Our aim in this paper was to establish by a variational method the existence of nontrivial solutions for strongly coupled Hamiltonian systems of the form $$\begin{aligned} \left\{ \begin{array}{llll} -\Delta u +V(x) u&{} = g(x,v), &{}\quad v > 0 &{} \quad \text {in}\; \mathbb {R}^2, \\ -\Delta v +V(x) v&{} = f(x,u), &{}\quad u > 0 &{} \quad \text {in}\; \mathbb {R}^2, \end{array} \right. \end{aligned}$$when the potential \(V\) is neither bounded away from zero, nor bounded from above. The nonlinear terms \(g(x,s)\) and \(f(x,s)\) are superlinear at infinity and have exponential subcritical or critical growth of the Trudinger–Moser type. Typical features of this class of problems are the lack of compactness because of the unboundedness of the domain and the critical growth.
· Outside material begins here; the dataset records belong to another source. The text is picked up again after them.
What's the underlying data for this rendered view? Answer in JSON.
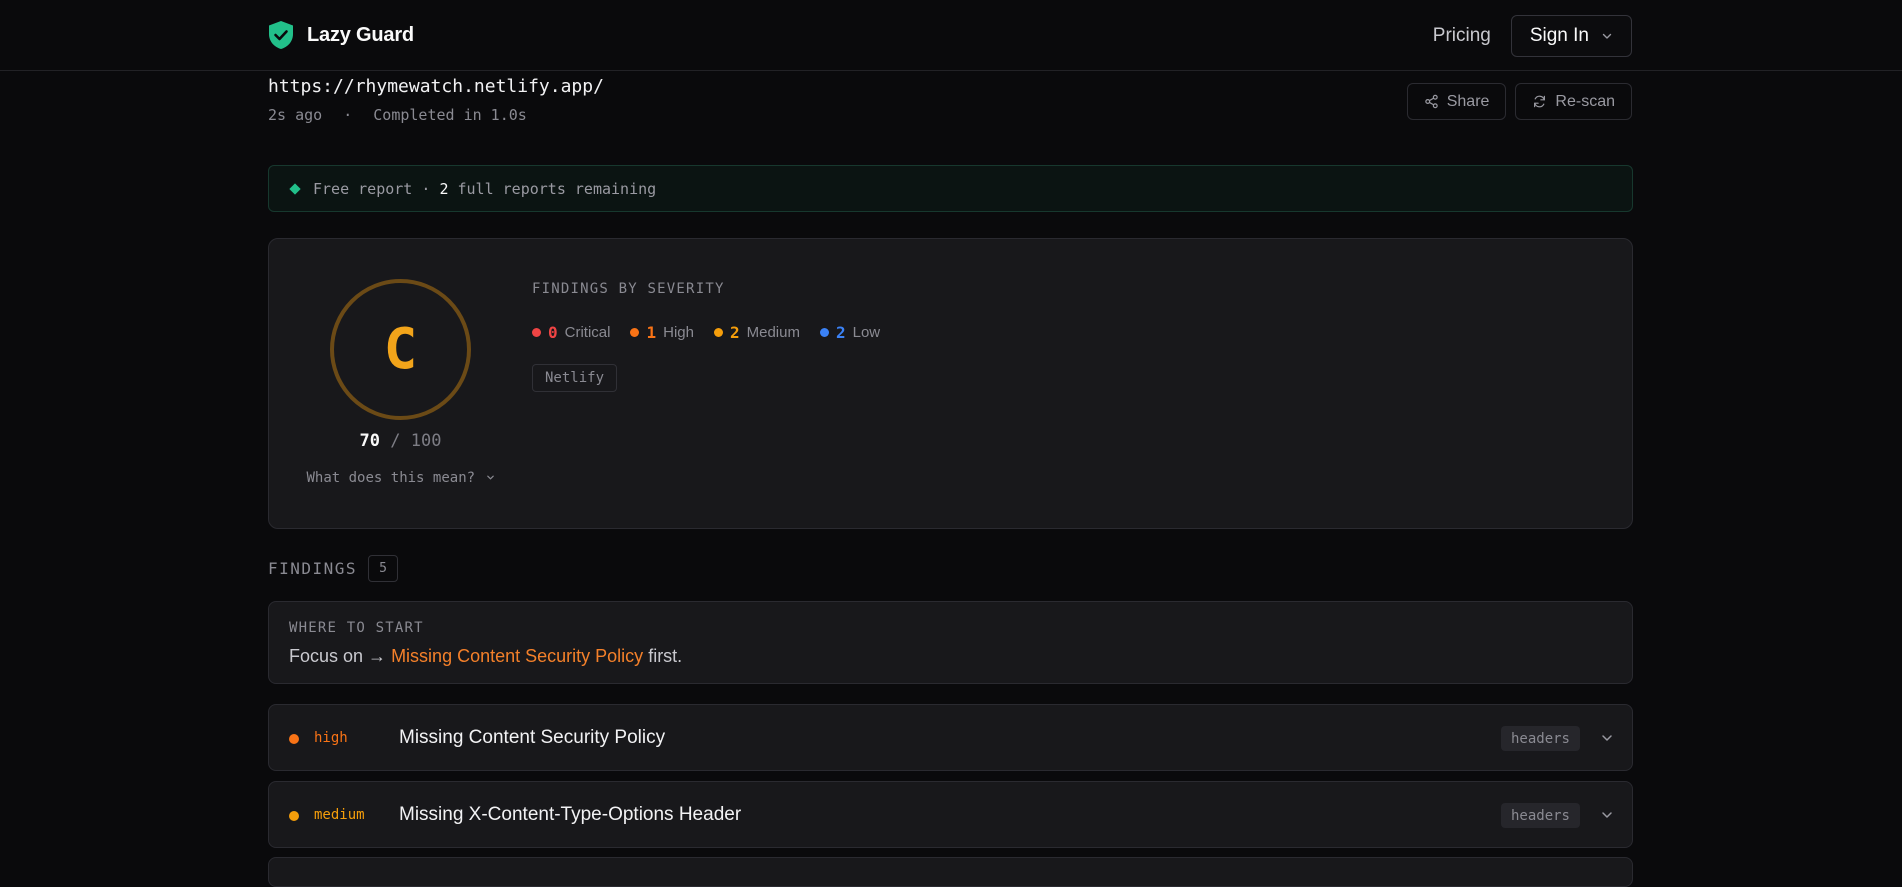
{
  "nav": {
    "brand": "Lazy Guard",
    "pricing_label": "Pricing",
    "signin_label": "Sign In"
  },
  "scan": {
    "url": "https://rhymewatch.netlify.app/",
    "age": "2s ago",
    "separator": "·",
    "duration": "Completed in 1.0s",
    "share_label": "Share",
    "rescan_label": "Re-scan"
  },
  "banner": {
    "prefix": "Free report ·",
    "count": "2",
    "suffix": "full reports remaining"
  },
  "score": {
    "grade": "C",
    "value": "70",
    "max": "/ 100",
    "help_label": "What does this mean?"
  },
  "severity": {
    "title": "FINDINGS BY SEVERITY",
    "items": [
      {
        "count": "0",
        "label": "Critical",
        "color": "#ef4444"
      },
      {
        "count": "1",
        "label": "High",
        "color": "#f97316"
      },
      {
        "count": "2",
        "label": "Medium",
        "color": "#f59e0b"
      },
      {
        "count": "2",
        "label": "Low",
        "color": "#3b82f6"
      }
    ],
    "platform": "Netlify"
  },
  "findings": {
    "label": "FINDINGS",
    "count": "5",
    "start": {
      "kicker": "WHERE TO START",
      "prefix": "Focus on →",
      "link": "Missing Content Security Policy",
      "suffix": "first."
    },
    "rows": [
      {
        "severity": "high",
        "color": "#f97316",
        "title": "Missing Content Security Policy",
        "category": "headers"
      },
      {
        "severity": "medium",
        "color": "#f59e0b",
        "title": "Missing X-Content-Type-Options Header",
        "category": "headers"
      }
    ]
  },
  "colors": {
    "accent_green": "#22c08a",
    "grade_amber": "#f2a41a"
  }
}
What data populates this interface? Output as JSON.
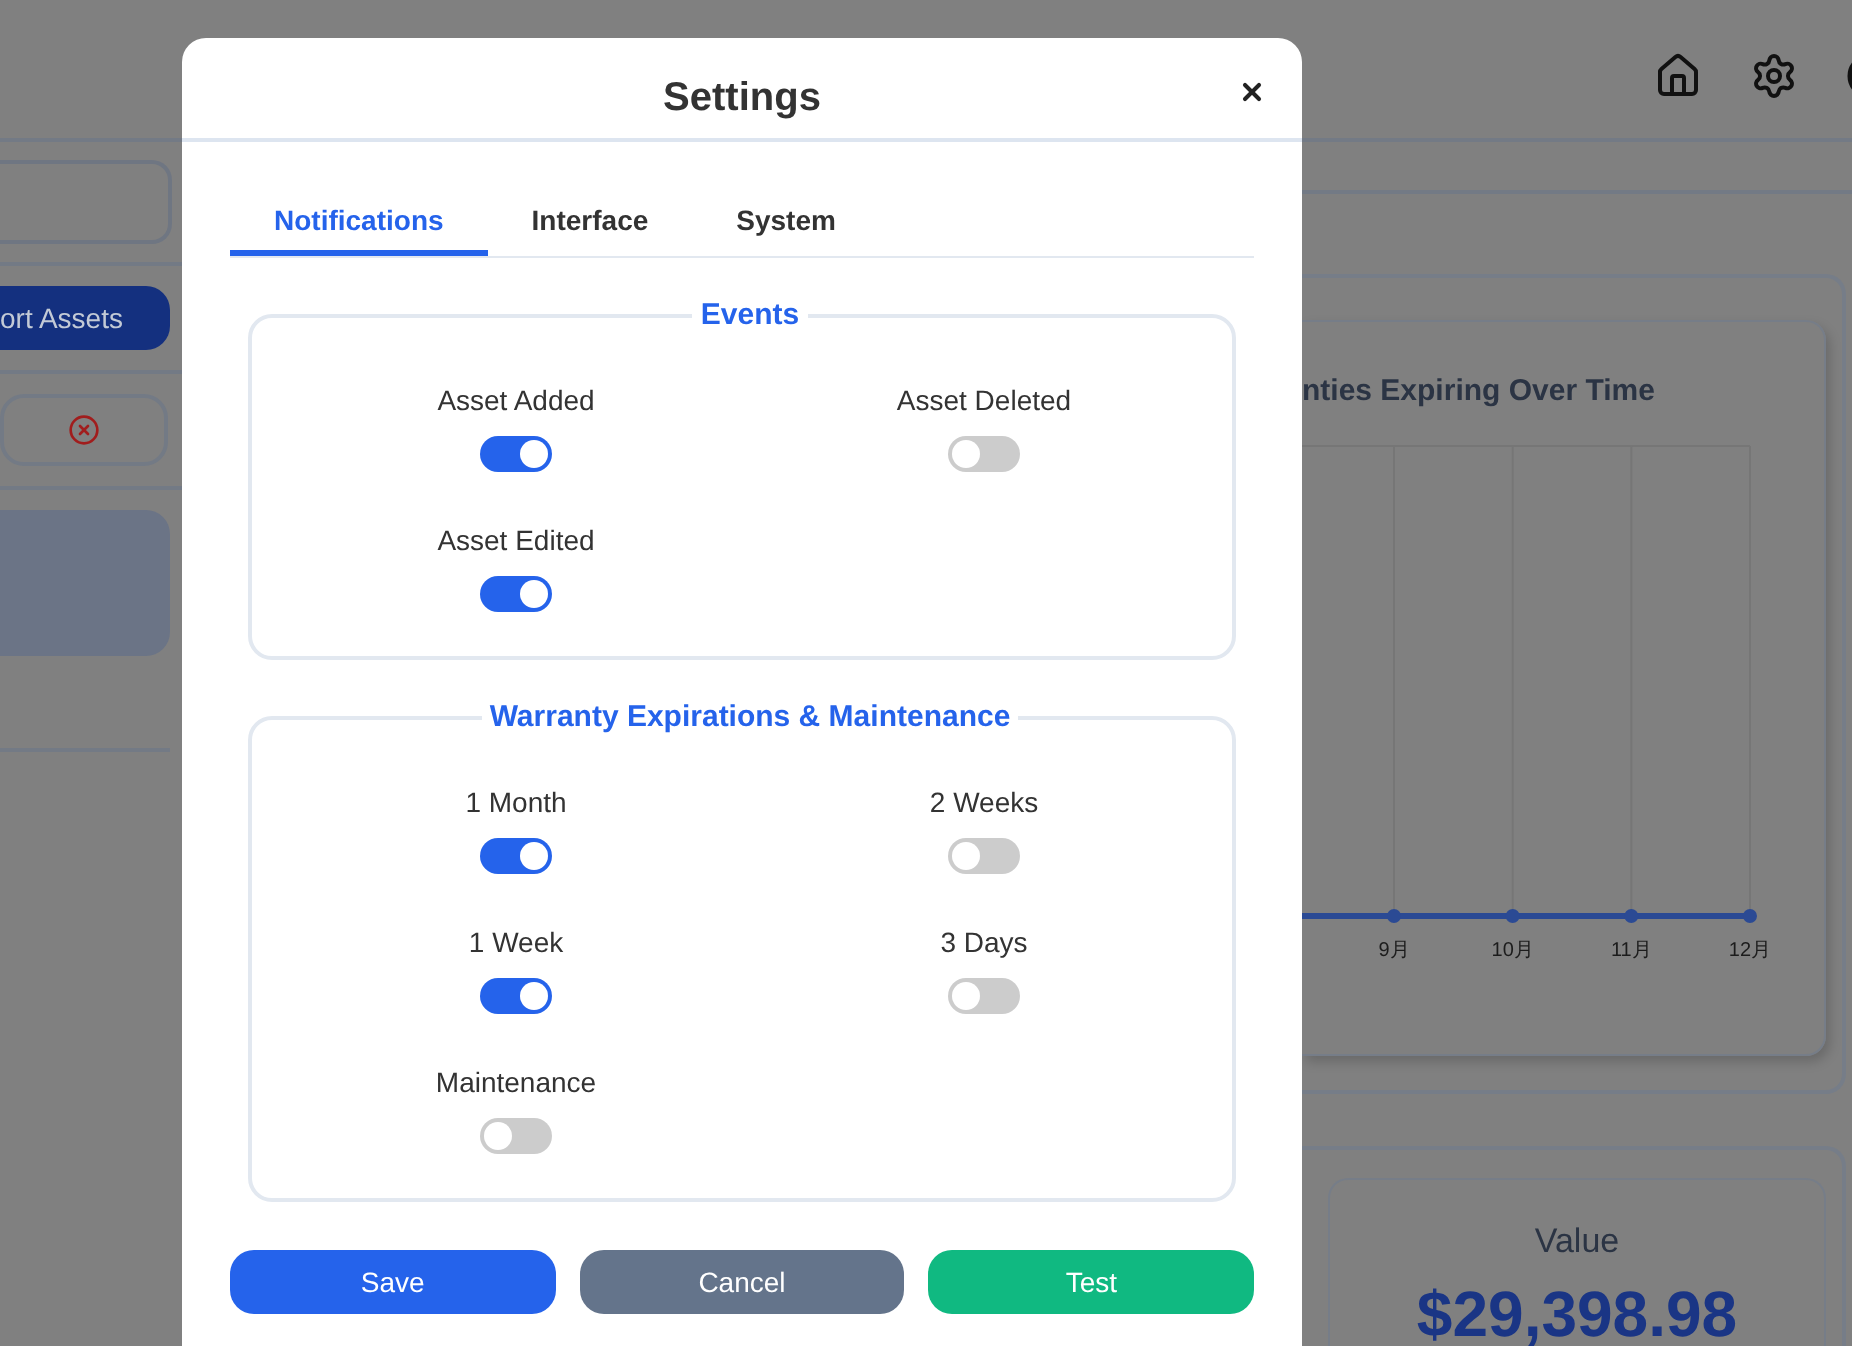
{
  "background": {
    "assets_button": "ort Assets",
    "chart": {
      "title": "nties Expiring Over Time",
      "axis_labels": [
        "9月",
        "10月",
        "11月",
        "12月"
      ]
    },
    "value_card": {
      "label": "Value",
      "value": "$29,398.98"
    }
  },
  "dialog": {
    "title": "Settings",
    "tabs": [
      {
        "label": "Notifications",
        "selected": true
      },
      {
        "label": "Interface",
        "selected": false
      },
      {
        "label": "System",
        "selected": false
      }
    ],
    "sections": [
      {
        "title": "Events",
        "items": [
          {
            "label": "Asset Added",
            "on": true
          },
          {
            "label": "Asset Deleted",
            "on": false
          },
          {
            "label": "Asset Edited",
            "on": true
          }
        ]
      },
      {
        "title": "Warranty Expirations & Maintenance",
        "items": [
          {
            "label": "1 Month",
            "on": true
          },
          {
            "label": "2 Weeks",
            "on": false
          },
          {
            "label": "1 Week",
            "on": true
          },
          {
            "label": "3 Days",
            "on": false
          },
          {
            "label": "Maintenance",
            "on": false
          }
        ]
      }
    ],
    "buttons": [
      {
        "label": "Save",
        "kind": "save"
      },
      {
        "label": "Cancel",
        "kind": "cancel"
      },
      {
        "label": "Test",
        "kind": "test"
      }
    ]
  }
}
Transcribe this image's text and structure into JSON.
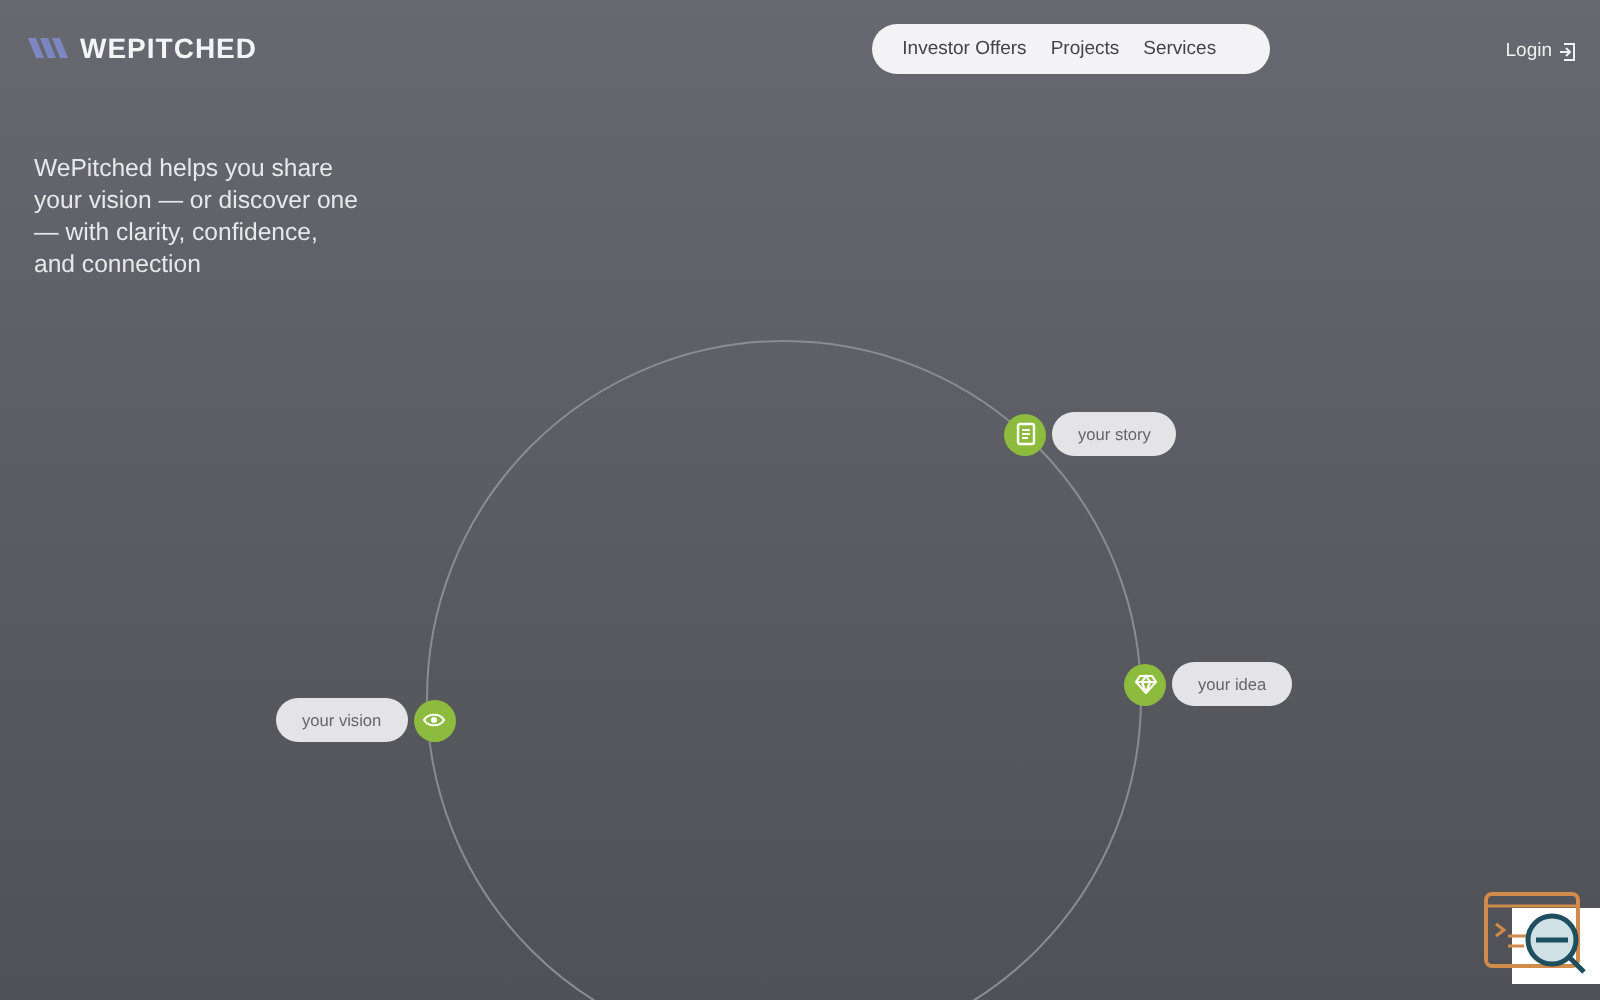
{
  "header": {
    "logo": "WEPITCHED",
    "nav": [
      {
        "label": "Investor Offers"
      },
      {
        "label": "Projects"
      },
      {
        "label": "Services"
      }
    ],
    "login": "Login"
  },
  "hero": {
    "tagline": "WePitched helps you share your vision — or discover one — with clarity, confidence, and connection"
  },
  "orbit": {
    "nodes": [
      {
        "kind": "story",
        "label": "your story"
      },
      {
        "kind": "idea",
        "label": "your idea"
      },
      {
        "kind": "vision",
        "label": "your vision"
      }
    ]
  }
}
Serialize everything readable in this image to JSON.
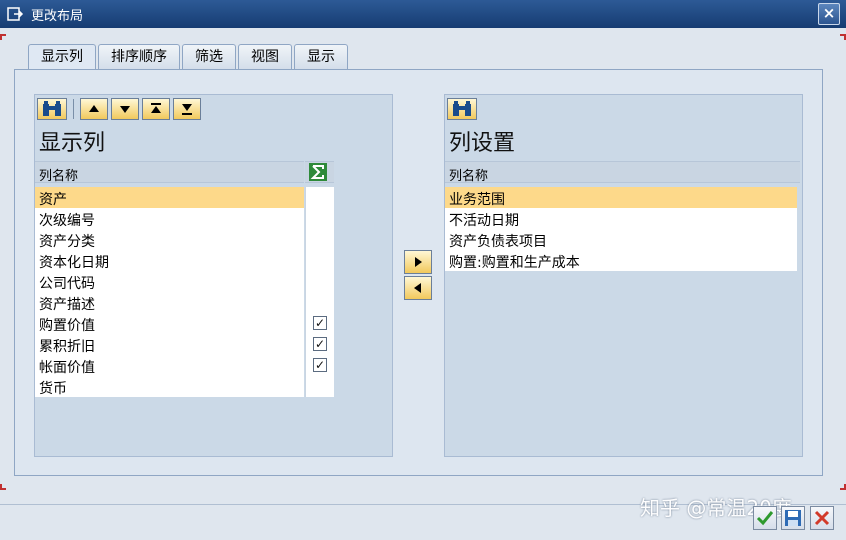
{
  "window": {
    "title": "更改布局",
    "close_label": "×"
  },
  "tabs": [
    {
      "label": "显示列"
    },
    {
      "label": "排序顺序"
    },
    {
      "label": "筛选"
    },
    {
      "label": "视图"
    },
    {
      "label": "显示"
    }
  ],
  "left_panel": {
    "title": "显示列",
    "column_header": "列名称",
    "sum_icon": "sigma-icon",
    "rows": [
      {
        "label": "资产",
        "selected": true,
        "checked": false
      },
      {
        "label": "次级编号",
        "checked": false
      },
      {
        "label": "资产分类",
        "checked": false
      },
      {
        "label": "资本化日期",
        "checked": false
      },
      {
        "label": "公司代码",
        "checked": false
      },
      {
        "label": "资产描述",
        "checked": false
      },
      {
        "label": "购置价值",
        "checked": true
      },
      {
        "label": "累积折旧",
        "checked": true
      },
      {
        "label": "帐面价值",
        "checked": true
      },
      {
        "label": "货币",
        "checked": false
      }
    ]
  },
  "right_panel": {
    "title": "列设置",
    "column_header": "列名称",
    "rows": [
      {
        "label": "业务范围",
        "selected": true
      },
      {
        "label": "不活动日期"
      },
      {
        "label": "资产负债表项目"
      },
      {
        "label": "购置:购置和生产成本"
      }
    ]
  },
  "watermark": "知乎 @常温20度",
  "colors": {
    "accent": "#2d5a96",
    "selection": "#fdd98a",
    "button": "#f2c95c"
  }
}
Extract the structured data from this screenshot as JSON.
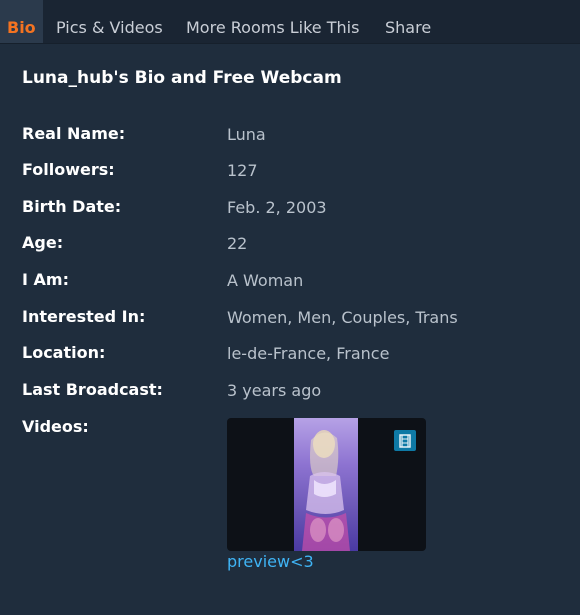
{
  "tabs": [
    {
      "label": "Bio",
      "active": true
    },
    {
      "label": "Pics & Videos",
      "active": false
    },
    {
      "label": "More Rooms Like This",
      "active": false
    },
    {
      "label": "Share",
      "active": false
    }
  ],
  "bio": {
    "title": "Luna_hub's Bio and Free Webcam",
    "rows": [
      {
        "label": "Real Name:",
        "value": "Luna"
      },
      {
        "label": "Followers:",
        "value": "127"
      },
      {
        "label": "Birth Date:",
        "value": "Feb. 2, 2003"
      },
      {
        "label": "Age:",
        "value": "22"
      },
      {
        "label": "I Am:",
        "value": "A Woman"
      },
      {
        "label": "Interested In:",
        "value": "Women, Men, Couples, Trans"
      },
      {
        "label": "Location:",
        "value": "le-de-France, France"
      },
      {
        "label": "Last Broadcast:",
        "value": "3 years ago"
      }
    ],
    "videos_label": "Videos:",
    "video": {
      "caption": "preview<3",
      "icon": "film-strip-icon"
    }
  },
  "colors": {
    "background": "#1f2d3d",
    "tabbar": "#1a2533",
    "active_tab_bg": "#2b3a4c",
    "active_tab_text": "#f47321",
    "link": "#3fb4f5",
    "video_icon_bg": "#0e79a5"
  }
}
Moreover, the Lagrangian functional associated with this class of systems is strongly indefinite, that is, it has a saddle-point geometry where both positive and negative subspaces of the quadratic form are infinite-dimensional. To overcome these difficulties, we use an inequality of Trudinger–Moser type combined with Galerkin methods and a linking theorem.